If anyone can explain why each greedy idea does/ does not work, it will be very helpful.

Thank you.

2
Please specify more what are your conditions. Will you know all the staring and finishing times in advance, or will new task come after some time? Are you allowed to to move your task to be processed at another time? If so, will you receive some penalty for doing so? How do you evaluate what is a good result? Is only a fully performed task worth doing? Is doing long task more important than doing shorter ones?kajacx

2 Answers

5
votes

I think I can explain this.
Lets say, we have n jobs, start times as s[1..n] and finish times as f[1..n]. So if we sort it according to finish times, then, we will always be able to complete most number of tasks. Lets see, how.

If a job is finishing earlier (even if it started later in the series, a short job), then, we always have more time for later jobs. Lets assume, we have other jobs that we could start/complete in this interval so that our number of tasks could increase. Now, this is not actually possible as if any task completed before this, then that would be the one with earliest finish time so we would be working on that one. And, if any task has not been completed till now (but has started), then if we selected that, we would not have completed any task but now we actually have done one at least. So, in any case, this is the most optimal choice.
There are many possible solutions with maximum number of tasks that can be done in an interval, EFT gives one such solution. But it is always the max number possible.

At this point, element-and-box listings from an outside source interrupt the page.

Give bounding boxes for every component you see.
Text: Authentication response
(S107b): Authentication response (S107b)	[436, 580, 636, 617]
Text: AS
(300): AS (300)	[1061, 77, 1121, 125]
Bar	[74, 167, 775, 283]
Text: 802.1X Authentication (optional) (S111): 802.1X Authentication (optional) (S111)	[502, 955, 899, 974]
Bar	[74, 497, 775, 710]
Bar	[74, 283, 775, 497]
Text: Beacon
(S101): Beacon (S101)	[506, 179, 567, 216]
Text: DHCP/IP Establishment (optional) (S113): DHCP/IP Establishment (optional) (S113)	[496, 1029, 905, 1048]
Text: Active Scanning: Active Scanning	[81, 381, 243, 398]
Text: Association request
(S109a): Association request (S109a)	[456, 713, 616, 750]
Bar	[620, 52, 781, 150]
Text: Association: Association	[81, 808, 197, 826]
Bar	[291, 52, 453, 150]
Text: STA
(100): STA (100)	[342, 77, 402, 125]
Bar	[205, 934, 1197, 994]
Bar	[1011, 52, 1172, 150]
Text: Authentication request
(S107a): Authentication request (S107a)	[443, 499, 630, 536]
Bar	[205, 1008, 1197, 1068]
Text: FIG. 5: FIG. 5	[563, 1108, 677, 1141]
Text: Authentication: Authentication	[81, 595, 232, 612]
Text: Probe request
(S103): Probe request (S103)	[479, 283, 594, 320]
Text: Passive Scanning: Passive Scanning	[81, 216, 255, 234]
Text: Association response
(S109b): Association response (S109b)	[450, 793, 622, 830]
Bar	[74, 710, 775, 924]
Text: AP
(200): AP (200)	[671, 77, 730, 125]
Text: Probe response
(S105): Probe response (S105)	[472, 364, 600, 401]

I hope I could explain it well.

4
votes

Since @vish4071 has already explained why selecting earliest finish time will lead to optimal solution, I'll only explain the counterexamples. Task [a,b] starts at a and ends at b. I'll use the counterexamples you have provided.

  1. Earliest start time

Suppose tasks [1,10], [2,3], [4,5], [6,7]. The earliest start time strategy will choose [1,10] and then refuse the other 3, since they all collide with the first one. Yet we can see that [2,3], [4,5], [6,7] is the optimal solution, so earliest start time strategy will not always yield the optimal result.

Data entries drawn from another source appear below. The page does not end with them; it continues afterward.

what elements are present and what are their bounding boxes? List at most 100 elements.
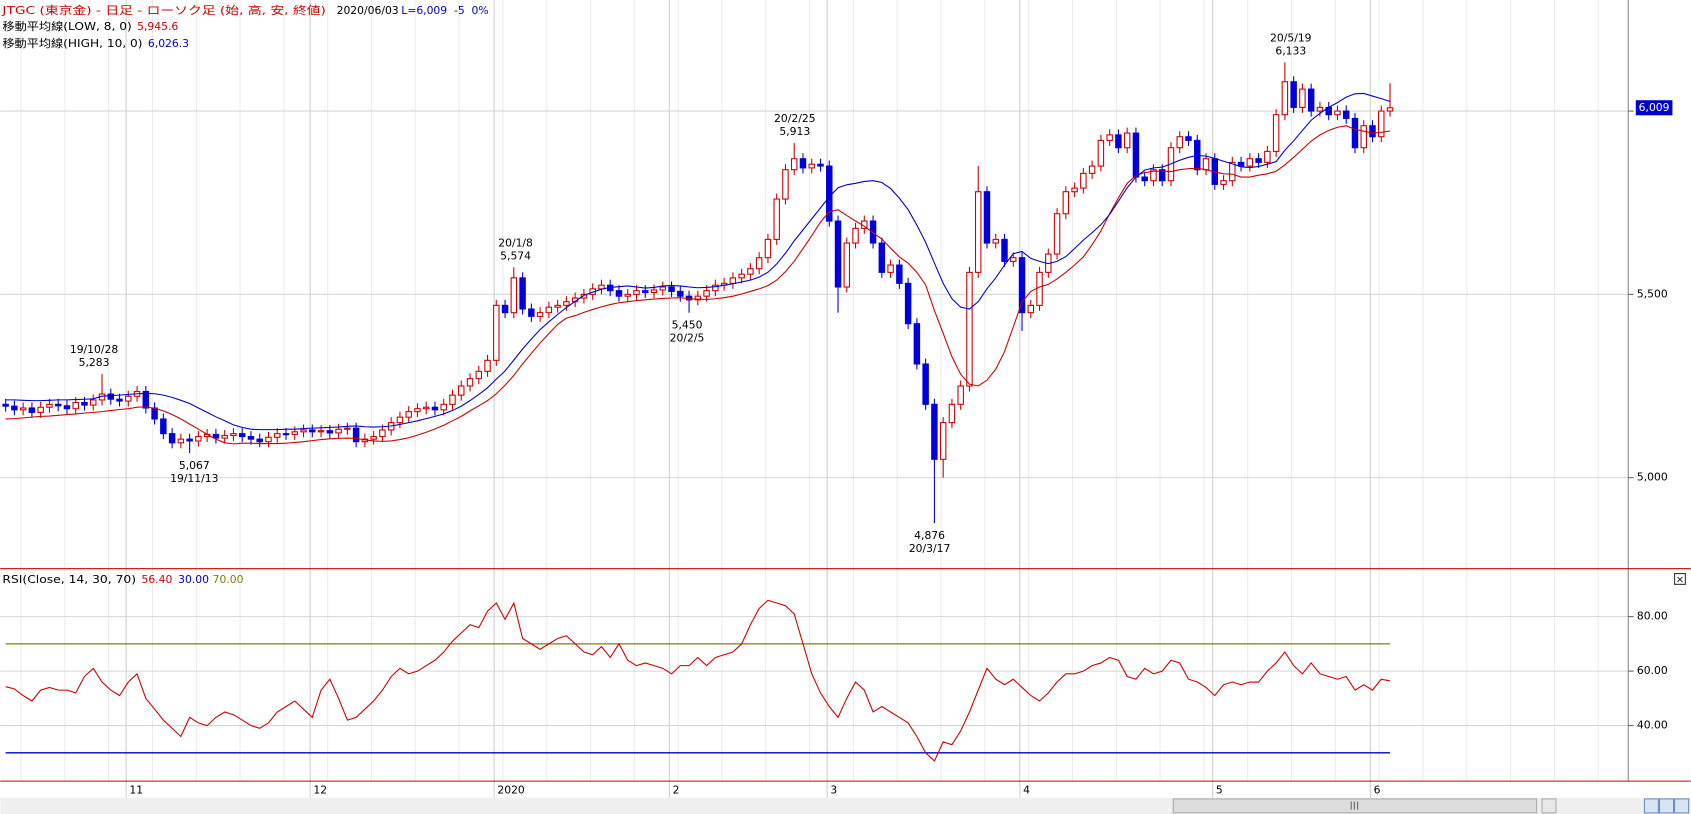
annotation-value: 5,450: [672, 319, 703, 332]
candle-body: [536, 312, 544, 317]
candle-body: [186, 438, 193, 442]
legend-value: 5,945.6: [137, 20, 178, 33]
candle-body: [974, 191, 982, 273]
rsi-level-label: 30.00: [178, 573, 209, 586]
candle-body: [238, 433, 246, 438]
candle-body: [668, 286, 675, 292]
candle-body: [1378, 110, 1385, 138]
candle-body: [1150, 169, 1157, 182]
candle-body: [1386, 107, 1394, 112]
candle-body: [650, 289, 658, 294]
candle-body: [896, 264, 903, 284]
candle-body: [501, 304, 509, 314]
candle-body: [528, 308, 535, 317]
candle-body: [878, 242, 886, 273]
candle-body: [405, 411, 412, 418]
legend-value: 6,026.3: [148, 37, 189, 50]
annotation-date: 19/10/28: [70, 343, 119, 356]
candle-body: [1237, 161, 1245, 167]
candle-body: [1246, 158, 1254, 167]
candle-body: [1351, 117, 1359, 149]
candle-body: [282, 433, 290, 436]
close-icon[interactable]: ×: [1676, 575, 1684, 586]
candle-body: [151, 407, 158, 420]
annotation-date: 19/11/13: [170, 472, 218, 485]
candle-body: [677, 290, 684, 297]
scrollbar-grip: III: [1350, 799, 1360, 812]
zoom-button[interactable]: [1674, 798, 1690, 814]
candle-body: [431, 406, 439, 411]
candle-body: [808, 163, 815, 169]
close-button[interactable]: [1674, 573, 1686, 585]
candle-body: [642, 290, 649, 294]
candle-body: [817, 163, 824, 167]
candle-body: [160, 418, 167, 435]
candle-body: [1185, 136, 1192, 141]
y-tick-label: 40.00: [1637, 719, 1668, 732]
annotation-value: 5,067: [179, 459, 210, 472]
candle-body: [90, 399, 97, 406]
candle-body: [1342, 110, 1350, 119]
candle-body: [545, 306, 553, 314]
candle-body: [46, 403, 53, 408]
candle-body: [563, 301, 570, 306]
candle-body: [54, 403, 62, 407]
candle-body: [1053, 213, 1061, 255]
candle-body: [125, 395, 132, 402]
candle-body: [983, 191, 991, 244]
annotation-value: 4,876: [914, 529, 945, 542]
scroll-button[interactable]: [1541, 798, 1557, 814]
candle-body: [1255, 158, 1262, 163]
candle-body: [449, 394, 456, 405]
candle-body: [1088, 165, 1096, 174]
candle-body: [11, 405, 18, 411]
zoom-button[interactable]: [1643, 798, 1659, 814]
candle-body: [19, 407, 27, 411]
y-tick-label: 80.00: [1637, 610, 1668, 623]
y-tick-label: 60.00: [1637, 664, 1668, 677]
candle-body: [72, 401, 79, 410]
candle-body: [221, 434, 228, 439]
candle-body: [142, 390, 150, 409]
scrollbar-thumb[interactable]: [1172, 798, 1538, 814]
annotation-date: 20/2/5: [670, 332, 705, 345]
candle-body: [764, 238, 772, 259]
candle-body: [466, 378, 474, 387]
moving-average-line: [5, 92, 1391, 431]
candle-body: [1106, 134, 1113, 141]
y-tick-label: 5,500: [1637, 287, 1668, 300]
candle-body: [904, 282, 912, 325]
candle-body: [177, 438, 185, 444]
legend-label: 移動平均線(HIGH, 10, 0): [2, 37, 142, 50]
candle-body: [168, 433, 176, 444]
candle-body: [107, 393, 115, 400]
moving-average-line: [5, 125, 1391, 445]
candle-body: [379, 429, 386, 438]
candle-body: [484, 359, 491, 372]
annotation-date: 20/2/25: [774, 112, 816, 125]
zoom-button[interactable]: [1658, 798, 1675, 814]
candle-body: [1071, 187, 1078, 193]
candle-body: [28, 407, 36, 413]
candle-body: [1202, 158, 1210, 171]
candle-body: [1316, 106, 1324, 112]
x-tick-label: 11: [129, 783, 143, 796]
candle-body: [63, 405, 71, 410]
rsi-line: [5, 599, 1391, 762]
candle-body: [256, 438, 263, 443]
candle-body: [738, 273, 745, 279]
candle-body: [300, 429, 307, 433]
candle-body: [1123, 132, 1131, 149]
candle-body: [519, 277, 526, 310]
candle-body: [939, 422, 947, 460]
candle-body: [659, 286, 667, 291]
candle-body: [247, 436, 255, 440]
candle-body: [1264, 150, 1271, 163]
x-tick-label: 6: [1374, 783, 1381, 796]
candle-body: [755, 257, 763, 270]
candle-body: [458, 385, 465, 396]
x-tick-label: 3: [830, 783, 837, 796]
candle-body: [712, 284, 719, 292]
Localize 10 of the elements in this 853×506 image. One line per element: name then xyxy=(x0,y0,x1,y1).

  1. Shortest execution time

Suppose tasks [1,10], [11,20], [9,12]. This strategy would choose [9,12] and then reject the other two, but optimal solution is [1,10], [11,20]. Therefore, shortest execution time strategy will not always lead to optimal result.

  1. Least amount of collisions

This strategy seems promising, but your example with 11 task proves it not to be optimal. Suppose tasks: [1,4], 3x[3,6], [5,8], [7,10], [9,12], 3x[11,14] and [13, 16]. [7,10] has only 2 collisions with other tasks, which is less than any other task, so it would be selected first by the least amount of collisions strategy. Then [1,4] and [13, 16] would be selected, and all the other tasks rejected because they collide with already selected tasks. That is 3 tasks, however 4 tasks can be selected without collision: [1,4], [5,8], [9,12] and [13, 16].

You can also see that the earliest finish time strategy will always choose the optimal solution in these examples. Note that more than one optimal solution can exist with same number of selected tasks. In such case, earliest finish time strategy will always choose one of them.